Con Mad Men nos acostumbramos a ver episodios completos carentes casi de acción en el sentido convencional del término, porque, como en una película de Antonioni, todo lo importante sucedía en el interior de los personajes, que se limitaban a deambular de acá para allá sin hacer gran cosa más que beber, mirar y fumar, mientras los encuadres y la composición del plano expresaban su situación emocional. David Fincher aprovecha que tiene tiempo y se toma con calma la presentación de los personajes en Mindhunter, mediante un rigurosísimo trabajo de puesta en escena, marca autoral de la casa, bien analizado en este texto de Enric Albero. Y así, se podrían seguir enumerando ejemplos hasta llenar unos cuantos artículos.
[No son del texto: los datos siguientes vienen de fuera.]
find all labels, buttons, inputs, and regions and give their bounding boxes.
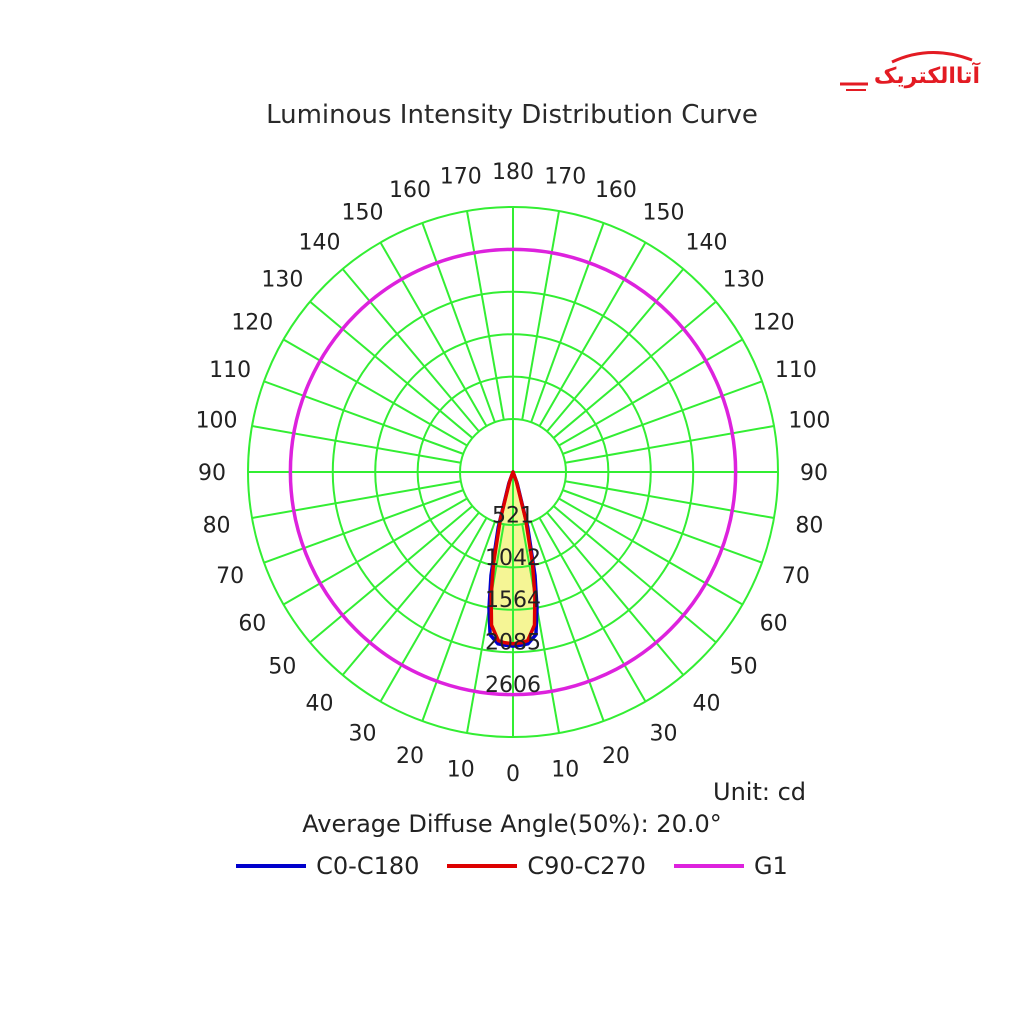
grid-spoke-350 — [465, 524, 505, 734]
angle-label-right-140: 140 — [685, 230, 727, 255]
angle-label-left-140: 140 — [299, 230, 341, 255]
angle-label-left-10: 10 — [447, 757, 475, 782]
grid-spoke-30 — [538, 517, 647, 702]
grid-spoke-50 — [552, 505, 717, 644]
angle-label-right-70: 70 — [782, 564, 810, 589]
angle-label-right-50: 50 — [730, 654, 758, 679]
grid-spoke-40 — [546, 511, 685, 676]
angle-label-right-60: 60 — [760, 612, 788, 637]
grid-spoke-310 — [309, 505, 474, 644]
chart-title: Luminous Intensity Distribution Curve — [266, 100, 758, 130]
angle-label-left-130: 130 — [261, 268, 303, 293]
radial-label-2606: 2606 — [485, 673, 541, 698]
legend-item-g1: G1 — [673, 852, 788, 880]
angle-label-right-150: 150 — [643, 200, 685, 225]
grid-spoke-80 — [565, 480, 775, 520]
grid-spoke-210 — [379, 242, 488, 427]
angle-label-left-60: 60 — [238, 612, 266, 637]
grid-spoke-150 — [538, 242, 647, 427]
grid-spoke-230 — [309, 300, 474, 439]
legend-label-c0-c180: C0-C180 — [316, 852, 420, 880]
angle-label-right-160: 160 — [595, 178, 637, 203]
angle-label-left-40: 40 — [306, 692, 334, 717]
radial-label-2085: 2085 — [485, 631, 541, 656]
angle-label-right-20: 20 — [602, 744, 630, 769]
grid-spoke-240 — [283, 338, 468, 447]
grid-spoke-250 — [263, 380, 464, 455]
angle-label-right-10: 10 — [551, 757, 579, 782]
grid-spoke-340 — [421, 521, 496, 722]
logo-swoosh-icon — [840, 51, 973, 91]
grid-spoke-190 — [465, 210, 505, 420]
legend-item-c90-c270: C90-C270 — [447, 852, 646, 880]
grid-spoke-260 — [251, 424, 461, 464]
unit-label: Unit: cd — [713, 778, 806, 806]
grid-spoke-280 — [251, 480, 461, 520]
series-c90-c270-curve — [489, 470, 537, 646]
grid-spoke-100 — [565, 424, 775, 464]
grid-spoke-10 — [521, 524, 561, 734]
angle-label-right-110: 110 — [775, 358, 817, 383]
radial-label-1042: 1042 — [485, 546, 541, 571]
legend-swatch-c0-c180 — [236, 864, 307, 868]
angle-label-left-100: 100 — [196, 409, 238, 434]
brand-logo: آتاالکتریک — [840, 44, 980, 100]
angle-label-left-20: 20 — [396, 744, 424, 769]
grid-spoke-330 — [379, 517, 488, 702]
legend-swatch-c90-c270 — [447, 864, 518, 868]
grid-spoke-130 — [552, 300, 717, 439]
angle-label-right-40: 40 — [692, 692, 720, 717]
angle-label-left-0: 0 — [506, 762, 520, 787]
legend-swatch-g1 — [673, 864, 744, 868]
legend-label-g1: G1 — [753, 852, 788, 880]
grid-spoke-320 — [341, 511, 480, 676]
grid-spoke-200 — [421, 222, 496, 423]
angle-label-left-150: 150 — [342, 200, 384, 225]
grid-spoke-300 — [283, 497, 468, 606]
grid-spoke-70 — [562, 489, 763, 564]
grid-spoke-20 — [530, 521, 605, 722]
angle-label-right-100: 100 — [788, 409, 830, 434]
chart-legend: C0-C180 C90-C270 G1 — [0, 852, 1024, 880]
grid-spoke-60 — [558, 497, 743, 606]
angle-label-left-80: 80 — [203, 513, 231, 538]
series-g1-curve — [288, 247, 738, 697]
angle-label-right-90: 90 — [800, 461, 828, 486]
grid-spoke-220 — [341, 268, 480, 433]
angle-label-right-120: 120 — [753, 311, 795, 336]
angle-label-left-70: 70 — [216, 564, 244, 589]
grid-spoke-160 — [530, 222, 605, 423]
radial-label-521: 521 — [492, 503, 534, 528]
angle-label-left-170: 170 — [440, 165, 482, 190]
angle-label-left-110: 110 — [209, 358, 251, 383]
angle-label-left-30: 30 — [349, 722, 377, 747]
legend-label-c90-c270: C90-C270 — [527, 852, 646, 880]
angle-label-left-160: 160 — [389, 178, 431, 203]
angle-label-right-30: 30 — [650, 722, 678, 747]
diffuse-angle-annotation: Average Diffuse Angle(50%): 20.0° — [302, 810, 722, 838]
brand-name: آتاالکتریک — [873, 64, 980, 89]
angle-label-left-120: 120 — [231, 311, 273, 336]
angle-label-right-170: 170 — [544, 165, 586, 190]
angle-label-right-130: 130 — [723, 268, 765, 293]
legend-item-c0-c180: C0-C180 — [236, 852, 419, 880]
grid-spoke-120 — [558, 338, 743, 447]
angle-label-right-80: 80 — [795, 513, 823, 538]
angle-label-left-90: 90 — [198, 461, 226, 486]
angle-label-left-180: 180 — [492, 160, 534, 185]
radial-label-1564: 1564 — [485, 588, 541, 613]
grid-spoke-110 — [562, 380, 763, 455]
grid-spoke-170 — [521, 210, 561, 420]
grid-spoke-290 — [263, 489, 464, 564]
grid-spoke-140 — [546, 268, 685, 433]
angle-label-left-50: 50 — [268, 654, 296, 679]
En palabras del propio David Lynch: “Cuando hicimos el primer Twin Peaks, hacer televisión era como pasar de una mansión a una choza. Pero ahora que el cine de arte y ensayo ha desaparecido, la televisión por cable es una bendición. Es el nuevo cine de arte y ensayo. Tienes libertad para hacer el trabajo que quieras hacer en televisión”. Sus declaraciones inciden nuevamente en el concepto de cine de autor, como hace Lucrecia Martel, pero coloca el peso de la carga no en la televisión, sino en la industria cinematográfica, incapaz de ofrecer, según él, lo que llamamos cine de arte y ensayo.
Tal vez el quid de la cuestión está en ello, en dónde ponemos el foco. Para intentar aclarar algo, mantengámonos, sin entrar en matices, en dos conceptos convencionales de límites porosos, eso que llamamos cine comercial y cine de autor. Al fin y al cabo, son los términos en que lo plantean tanto Martel como Lynch, y casi todo el mundo. Si hablamos de cine comercial, de producción hollywoodiense, las series ganan por goleada, tanto temática, narrativa como estéticamente. No hay discusión. El lenguaje audiovisual de las series ha avanzado enormemente y sigue haciéndolo, y ahora las ficciones televisivas van mucho más allá que el cine comercial, incorporando sin rubor conquistas del llamado cine de autor. No hay modo de ver ahí retroceso ni tampoco conservadurismo.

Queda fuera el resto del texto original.